Saturday, January 21, 2006

Unholy Laughter

Everyone seems to have a sense of humor these days, while I sit in my coldwater flat, eating black bread and leek soup, and scowling.

Andrew Sullivan has been talking all week about our Post-PC culture which can laugh at anything. Some of his readers have noted that this is a sign of despair more than anything. Everything is screwed- let's have a good popper!

But, maybe it's also easier to laugh when you believe that your actions have no real consequences...

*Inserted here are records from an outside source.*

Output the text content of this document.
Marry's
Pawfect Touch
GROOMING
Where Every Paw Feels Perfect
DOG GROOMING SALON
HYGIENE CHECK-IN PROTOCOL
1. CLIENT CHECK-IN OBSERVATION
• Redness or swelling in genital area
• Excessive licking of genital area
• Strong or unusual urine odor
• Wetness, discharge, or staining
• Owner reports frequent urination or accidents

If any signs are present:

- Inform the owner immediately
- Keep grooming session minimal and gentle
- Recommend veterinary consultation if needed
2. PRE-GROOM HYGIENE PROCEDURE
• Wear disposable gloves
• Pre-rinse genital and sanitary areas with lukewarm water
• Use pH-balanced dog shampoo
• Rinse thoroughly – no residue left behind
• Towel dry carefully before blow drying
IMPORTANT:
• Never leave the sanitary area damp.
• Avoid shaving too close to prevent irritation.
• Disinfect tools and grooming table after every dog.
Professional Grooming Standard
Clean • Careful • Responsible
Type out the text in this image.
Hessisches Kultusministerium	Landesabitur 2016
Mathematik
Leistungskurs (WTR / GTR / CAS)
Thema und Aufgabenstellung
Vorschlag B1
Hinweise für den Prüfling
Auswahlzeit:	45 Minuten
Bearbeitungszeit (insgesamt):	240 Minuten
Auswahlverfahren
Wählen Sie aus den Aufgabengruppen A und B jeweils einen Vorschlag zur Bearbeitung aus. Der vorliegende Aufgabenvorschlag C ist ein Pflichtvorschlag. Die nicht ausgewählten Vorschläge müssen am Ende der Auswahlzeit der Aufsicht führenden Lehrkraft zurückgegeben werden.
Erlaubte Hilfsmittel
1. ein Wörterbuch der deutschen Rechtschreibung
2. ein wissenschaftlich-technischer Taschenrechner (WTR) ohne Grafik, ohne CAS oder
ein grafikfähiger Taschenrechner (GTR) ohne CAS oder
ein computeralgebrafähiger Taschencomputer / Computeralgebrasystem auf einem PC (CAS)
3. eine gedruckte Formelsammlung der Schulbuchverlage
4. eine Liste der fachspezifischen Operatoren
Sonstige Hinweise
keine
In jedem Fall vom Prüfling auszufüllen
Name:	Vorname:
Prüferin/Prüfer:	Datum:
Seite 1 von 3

Lakshmi Chundry notes of recent Marine memoirs:
The slacker memoirs are often funny and sometimes insightful. For the most part, these are decent guys who loathe the bloodlust and common military incompetence that destroy so many lives. Their perspective, however, is blinkered by their need to stay in "character," i.e., the smart-ass who refuses to take anything seriously, including the casualties of war. Even Hartley, who is more clued-in than his compatriots, can only express his unhappiness at the lopsided body count--"a near 1:3 ratio of dead evildoers to innocent and ridiculously poor Iraqis"--with flippancy: "It's like we should have bumper stickers that read, 'I [HEART] DEAD CIVILIANS.'"
This "whatever, dude" detachment...


Gaby Wood on Female Chauvanist Pigs:
While male chauvinist pigs have long been derided, the coinage of Levy's title has risen to the top, claiming that her love of 'all things bimbo' is the gloriously liberated end-result of second-generation feminism. The Female Chauvinist Pig, Levy argues, is 'post-feminist. She is funny. She gets it.' She asks: 'Why worry about disgusting or degrading when you could be giving - or getting - a lap dance yourself? Why try to beat them when you can join them?'

Right. But, wait, I don't get it...

2 comments:

daisy said...

Female Chauvinist Pigs is on my to-be-read shelf right now...I'll let you know how it is after I read it.

Rufus said...

I'm halfway looking forward to reading it, and halfway expecting another one of those books that takes a sample of like ten people and extrapolates a national trend from that. But, let me know what you think!